Anglo Irish Bank shares suspended

12 April 2012

Anglo Irish Bank shares were suspended after the Irish Government dramatically announced it was nationalising the ailing lender.

A planned EGM of Anglo shareholders, due to take place to discuss a 1.5 billion euro state rescue plan, will now be opened and adjourned.

In an 11th-hour twist, the Irish Department of Finance said recapitalisation was not the way to secure the troubled bank's future, which has lost four top executives over a secret loans fiasco.

It said its funding position had been weakened, and unacceptable practices - including the 87 million euro (£79 million) loans controversy - had caused serious damage to its reputation.

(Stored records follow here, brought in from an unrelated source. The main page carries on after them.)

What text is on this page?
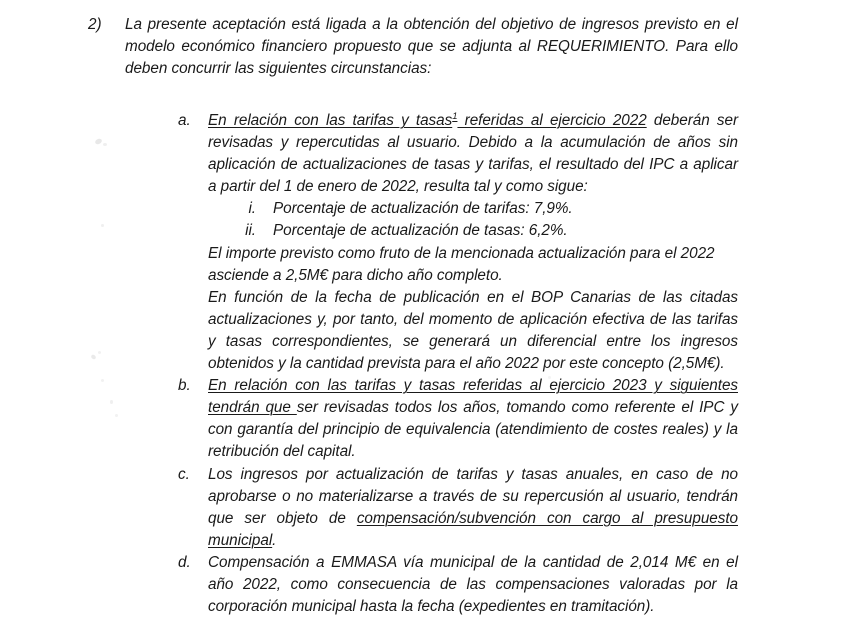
2)	La presente aceptación está ligada a la obtención del objetivo de ingresos previsto en el modelo económico financiero propuesto que se adjunta al REQUERIMIENTO. Para ello deben concurrir las siguientes circunstancias:
a.	En relación con las tarifas y tasas$^1$ referidas al ejercicio 2022 deberán ser revisadas y repercutidas al usuario. Debido a la acumulación de años sin aplicación de actualizaciones de tasas y tarifas, el resultado del IPC a aplicar a partir del 1 de enero de 2022, resulta tal y como sigue:

i. Porcentaje de actualización de tarifas: 7,9%.
ii. Porcentaje de actualización de tasas: 6,2%.

El importe previsto como fruto de la mencionada actualización para el 2022 asciende a 2,5M€ para dicho año completo.

En función de la fecha de publicación en el BOP Canarias de las citadas actualizaciones y, por tanto, del momento de aplicación efectiva de las tarifas y tasas correspondientes, se generará un diferencial entre los ingresos obtenidos y la cantidad prevista para el año 2022 por este concepto (2,5M€).

b.	En relación con las tarifas y tasas referidas al ejercicio 2023 y siguientes tendrán que ser revisadas todos los años, tomando como referente el IPC y con garantía del principio de equivalencia (atendimiento de costes reales) y la retribución del capital.
c.	Los ingresos por actualización de tarifas y tasas anuales, en caso de no aprobarse o no materializarse a través de su repercusión al usuario, tendrán que ser objeto de compensación/subvención con cargo al presupuesto municipal.
d.	Compensación a EMMASA vía municipal de la cantidad de 2,014 M€ en el año 2022, como consecuencia de las compensaciones valoradas por la corporación municipal hasta la fecha (expedientes en tramitación).
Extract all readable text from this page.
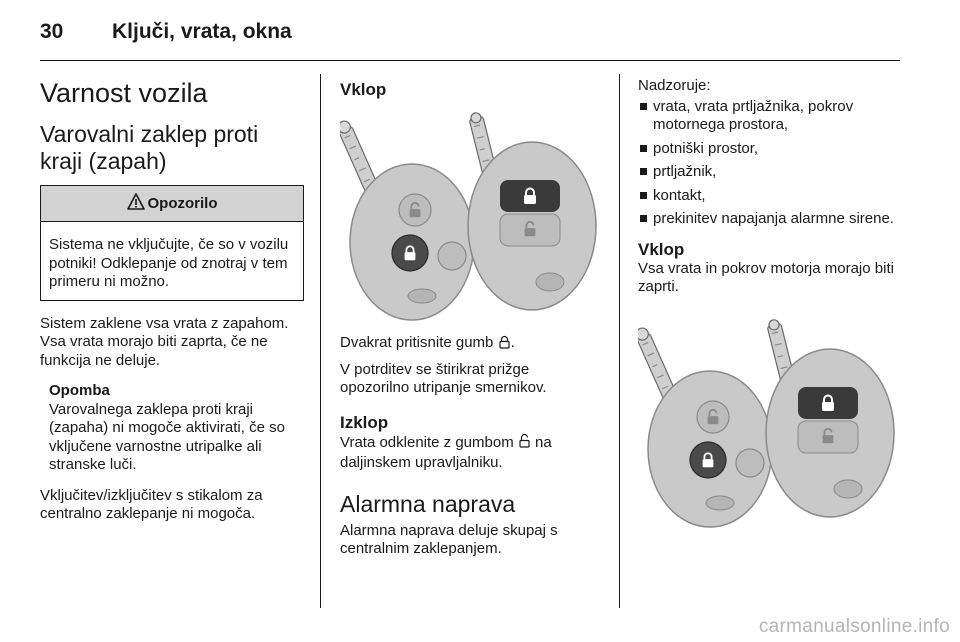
30 Ključi, vrata, okna
Varnost vozila
Varovalni zaklep proti kraji (zapah)
Opozorilo
Sistema ne vključujte, če so v vozilu potniki! Odklepanje od znotraj v tem primeru ni možno.

Sistem zaklene vsa vrata z zapahom. Vsa vrata morajo biti zaprta, če ne funkcija ne deluje.

Opomba
Varovalnega zaklepa proti kraji (zapaha) ni mogoče aktivirati, če so vključene varnostne utripalke ali stranske luči.

Vključitev/izključitev s stikalom za centralno zaklepanje ni mogoča.

Vklop

Dvakrat pritisnite gumb .

V potrditev se štirikrat prižge opozorilno utripanje smernikov.

Izklop

Vrata odklenite z gumbom na daljinskem upravljalniku.

Alarmna naprava

Alarmna naprava deluje skupaj s centralnim zaklepanjem.

Nadzoruje:

vrata, vrata prtljažnika, pokrov motornega prostora,
potniški prostor,
prtljažnik,
kontakt,
prekinitev napajanja alarmne sirene.
Vklop

Vsa vrata in pokrov motorja morajo biti zaprti.

carmanualsonline.info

"The funding position of the bank has weakened and unacceptable practices that took place within it have caused serious reputational damage to the bank at a time when overall market sentiment towards it was negative," a statement said.

"Accordingly, the Government believes that the recapitalisation is not now the appropriate and effective means to secure its continued viability. Therefore the Government must move to the final and decisive step of public ownership."

Anglo announced early on Friday that it had requested its shares be suspended from trading on the Irish Stock Exchange and the London Stock Exchange.

Once the flag bearer of the Irish economy, shares were worth 17 euro in 2007, but on Thursday closed at just 22 cents.

The Government said it had taken the nationalisation decision after consulting the board of the bank. Talks were also held with the Central Bank and Financial Regulator, both of which confirmed Anglo Irish remained solvent.

The Government said the institution was of systemic importance to Ireland and had a balance sheet of about 100 billion euro (£90 billion). It pledged to keep all employees with the company and said shareholder rights would be respected in the takeover, with compensation plans to be drawn up.